Et sur un ton plus amical il voulut bien renseigner Amédée : une fois par semaine le cardinal San-Felice quittait l’archevêché clandestinement, en costume de simple abbé, devenait le chapelain Bardolotti, se rendait sur les pentes du Vomero et, dans une modeste villa, recevait quelques rares intimes et les lettres secrètes que les initiés lui adressaient sous ce faux nom. Mais même sous ce déguisement vulgaire il ne se sentait pas à l’abri : il n’était pas bien sûr que les lettres qui lui parvenaient par la poste ne fussent ouvertes, et suppliait que, dans la lettre, rien de significatif ne fût dit, que, dans le ton de la lettre, rien ne laissât pressentir son éminence, ne respirât si peu que ce soit, le respect.
À présent qu’il était de mèche, Amédée souriait à son tour.
― Ma vieille… Voyons ; qu’est-ce qu’on va lui dire à cette chère vieille ? Plaisantait l’abbé, hésitant du bout du crayon :
― Ah ! Je t’emmène un vieux rigolo. (Si ! si ! laissez : je sais le ton qu’il y faut ! Sors une bouteille ou deux de falerne, que demain nous viendrons siffler avec toi.
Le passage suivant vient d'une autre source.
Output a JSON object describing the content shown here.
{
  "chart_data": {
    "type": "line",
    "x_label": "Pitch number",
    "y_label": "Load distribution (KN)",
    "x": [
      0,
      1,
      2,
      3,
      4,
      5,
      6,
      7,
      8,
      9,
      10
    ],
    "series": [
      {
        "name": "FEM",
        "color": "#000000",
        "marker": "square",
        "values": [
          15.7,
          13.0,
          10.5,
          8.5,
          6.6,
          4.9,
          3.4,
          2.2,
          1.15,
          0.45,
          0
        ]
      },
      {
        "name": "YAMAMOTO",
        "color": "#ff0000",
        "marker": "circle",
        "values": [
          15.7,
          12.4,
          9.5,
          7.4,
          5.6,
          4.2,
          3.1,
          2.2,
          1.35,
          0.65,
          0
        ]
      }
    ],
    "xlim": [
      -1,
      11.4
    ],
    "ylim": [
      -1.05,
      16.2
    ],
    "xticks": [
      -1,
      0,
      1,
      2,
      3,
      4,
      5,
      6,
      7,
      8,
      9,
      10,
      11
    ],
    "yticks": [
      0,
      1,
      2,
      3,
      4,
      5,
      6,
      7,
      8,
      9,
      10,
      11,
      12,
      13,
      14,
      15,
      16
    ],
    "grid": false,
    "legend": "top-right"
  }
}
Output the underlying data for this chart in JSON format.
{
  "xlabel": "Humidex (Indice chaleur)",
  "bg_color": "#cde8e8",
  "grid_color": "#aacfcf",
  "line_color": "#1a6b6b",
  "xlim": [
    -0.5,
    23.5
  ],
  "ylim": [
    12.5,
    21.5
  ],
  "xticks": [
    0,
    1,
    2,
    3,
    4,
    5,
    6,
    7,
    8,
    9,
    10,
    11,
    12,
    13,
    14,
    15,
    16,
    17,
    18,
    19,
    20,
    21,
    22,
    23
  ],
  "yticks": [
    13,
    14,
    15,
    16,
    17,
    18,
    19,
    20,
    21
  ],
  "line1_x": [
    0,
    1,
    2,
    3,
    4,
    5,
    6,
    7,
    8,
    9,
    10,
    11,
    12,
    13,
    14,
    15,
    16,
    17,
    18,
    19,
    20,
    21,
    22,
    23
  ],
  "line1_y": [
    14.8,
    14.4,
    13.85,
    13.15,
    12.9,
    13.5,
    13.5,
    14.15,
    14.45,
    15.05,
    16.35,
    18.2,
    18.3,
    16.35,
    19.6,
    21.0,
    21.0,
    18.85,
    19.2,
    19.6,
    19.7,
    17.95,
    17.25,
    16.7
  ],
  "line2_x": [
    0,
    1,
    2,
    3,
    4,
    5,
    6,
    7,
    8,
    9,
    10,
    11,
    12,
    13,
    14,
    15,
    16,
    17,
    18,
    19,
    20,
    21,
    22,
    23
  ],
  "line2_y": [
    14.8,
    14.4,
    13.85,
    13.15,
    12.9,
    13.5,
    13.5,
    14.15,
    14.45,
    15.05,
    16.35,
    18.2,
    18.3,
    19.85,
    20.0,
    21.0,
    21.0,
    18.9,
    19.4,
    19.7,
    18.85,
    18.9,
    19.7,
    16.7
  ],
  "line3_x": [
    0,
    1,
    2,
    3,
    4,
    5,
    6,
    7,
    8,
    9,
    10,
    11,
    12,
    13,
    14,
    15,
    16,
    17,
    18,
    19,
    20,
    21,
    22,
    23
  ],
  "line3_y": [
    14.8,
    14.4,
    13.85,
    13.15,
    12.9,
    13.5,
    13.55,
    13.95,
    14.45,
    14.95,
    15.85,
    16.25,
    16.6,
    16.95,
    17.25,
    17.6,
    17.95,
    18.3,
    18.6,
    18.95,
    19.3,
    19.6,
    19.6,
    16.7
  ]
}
On rira.
― Tenez ; signez aussi.
― Je ferais peut-être mieux de ne pas mettre mon vrai nom.
― Vous, cela n’a pas d’importance, reprit Protos qui, à côté du nom d’Amédée Fleurissoire, écrivit : Cave.
― Oh ! Très habile !
― Quoi ? Cela vous étonne que je signe de ce nom là : Cave ?
― Vous n’avez que celle du Vatican dans la tête. Apprenez ceci, mon bon Monsieur Fleurissoire : Cave est un mot latin qui veut dire aussi : PRENDS GARDE !
André Gide, Les Caves du Vatican [1914], Éditions Rombaldi, 1970, pp. 166-167.
* Sotie : inspirée de la fête des sots, la sotie est un genre dramatique médiéval. Gide en fait un récit désinvolte, à portée ironique et critique.